Today, solar energy is one of the fastest growing sources of renewable energy. Long before solar panels were added to homes and businesses, Maria Telkes (1900-1995) was a biophysicist, chemical engineer and innovator dedicated to developing practical applications for solar energy.


Known as the “Sun Queen,” Telkes designed the first residential solar-powered heating system as well as a variety of solar thermal storage systems.


Budapest to biophysics


Born and raised in Hungary, Telkes graduated from the University of Budapest with a bachelor’s degree and doctorate in physical chemistry.


In 1925, she immigrated to the U.S. to pursue a career in biophysics at the Cleveland Clinic Foundation, where she helped develop a medical device for recording brain waves. As a research engineer at Westinghouse Electric, she created instruments that converted heat into electrical energy.


Journey into solar


In 1940, Telkes joined the Massachusetts Institute of Technology’s (MIT) Solar Energy Conversion Project, taking her first steps into a nearly 50-year career in solar energy.
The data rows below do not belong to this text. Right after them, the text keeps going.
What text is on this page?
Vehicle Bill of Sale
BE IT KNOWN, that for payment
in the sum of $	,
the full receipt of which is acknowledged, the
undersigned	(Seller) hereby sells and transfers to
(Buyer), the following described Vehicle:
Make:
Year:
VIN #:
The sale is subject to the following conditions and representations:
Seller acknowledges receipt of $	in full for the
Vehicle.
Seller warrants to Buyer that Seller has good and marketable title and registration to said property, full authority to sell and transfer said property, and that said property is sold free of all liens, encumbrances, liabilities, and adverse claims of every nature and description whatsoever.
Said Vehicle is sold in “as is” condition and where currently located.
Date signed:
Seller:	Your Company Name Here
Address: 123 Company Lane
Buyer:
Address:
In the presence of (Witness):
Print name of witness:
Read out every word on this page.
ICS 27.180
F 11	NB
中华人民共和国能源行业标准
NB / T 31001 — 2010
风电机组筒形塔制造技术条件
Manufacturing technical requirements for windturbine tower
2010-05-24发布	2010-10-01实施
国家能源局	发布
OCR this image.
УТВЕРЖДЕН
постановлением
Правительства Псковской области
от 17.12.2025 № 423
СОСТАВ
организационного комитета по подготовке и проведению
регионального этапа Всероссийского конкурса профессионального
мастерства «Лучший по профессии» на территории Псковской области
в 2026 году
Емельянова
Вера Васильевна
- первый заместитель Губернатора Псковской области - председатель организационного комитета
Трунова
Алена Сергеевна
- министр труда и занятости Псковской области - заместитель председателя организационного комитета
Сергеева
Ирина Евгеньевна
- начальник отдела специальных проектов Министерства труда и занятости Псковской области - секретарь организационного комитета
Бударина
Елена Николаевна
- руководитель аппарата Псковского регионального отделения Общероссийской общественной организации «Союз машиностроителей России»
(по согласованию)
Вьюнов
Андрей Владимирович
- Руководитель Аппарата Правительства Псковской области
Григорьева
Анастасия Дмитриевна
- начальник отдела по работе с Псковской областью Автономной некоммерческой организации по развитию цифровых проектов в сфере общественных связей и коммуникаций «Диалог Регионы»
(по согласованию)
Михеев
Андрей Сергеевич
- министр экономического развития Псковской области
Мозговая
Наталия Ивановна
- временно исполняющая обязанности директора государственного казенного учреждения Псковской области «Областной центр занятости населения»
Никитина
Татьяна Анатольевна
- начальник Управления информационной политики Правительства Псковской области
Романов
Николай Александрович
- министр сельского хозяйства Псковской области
During her MIT tenure, Telkes created the Dover Sun House project, which is considered the first home heated completely by solar energy.


The Dover Sun House was not powered by solar panels like today’s houses. Instead, the sun heated water circulating in pipes throughout the home. To cool the house, solar energy was stored in bins filled with sodium sulfate that would absorb heat when melted.


Not only was this project a significant solar experiment, but it was a big step for women in science. The entire project was developed by women engineers.


Innovations with impact


During World War II, Telkes created a solar distillation device designed to turn seawater into clean drinking water. Used in military emergency medical kits, this device helped save the lives of many service personnel.


Later in life, Telkes focused her innovations on solar-powered stoves and heaters, including a universal solar oven for everyday use. In collaboration with the U.S. Department of Energy, she played an important role in developing the first solar-electric home located in Carlisle, Massachusetts.


Empowering women in STEM


A pioneer for women in science, technology, engineering and math, Telkes was the first recipient of the Society of Women Engineers Achievement Award. She was also honored with a lifetime achievement award from the National Academy of Sciences Building Research Advisory Board for contributions in solar heating technology.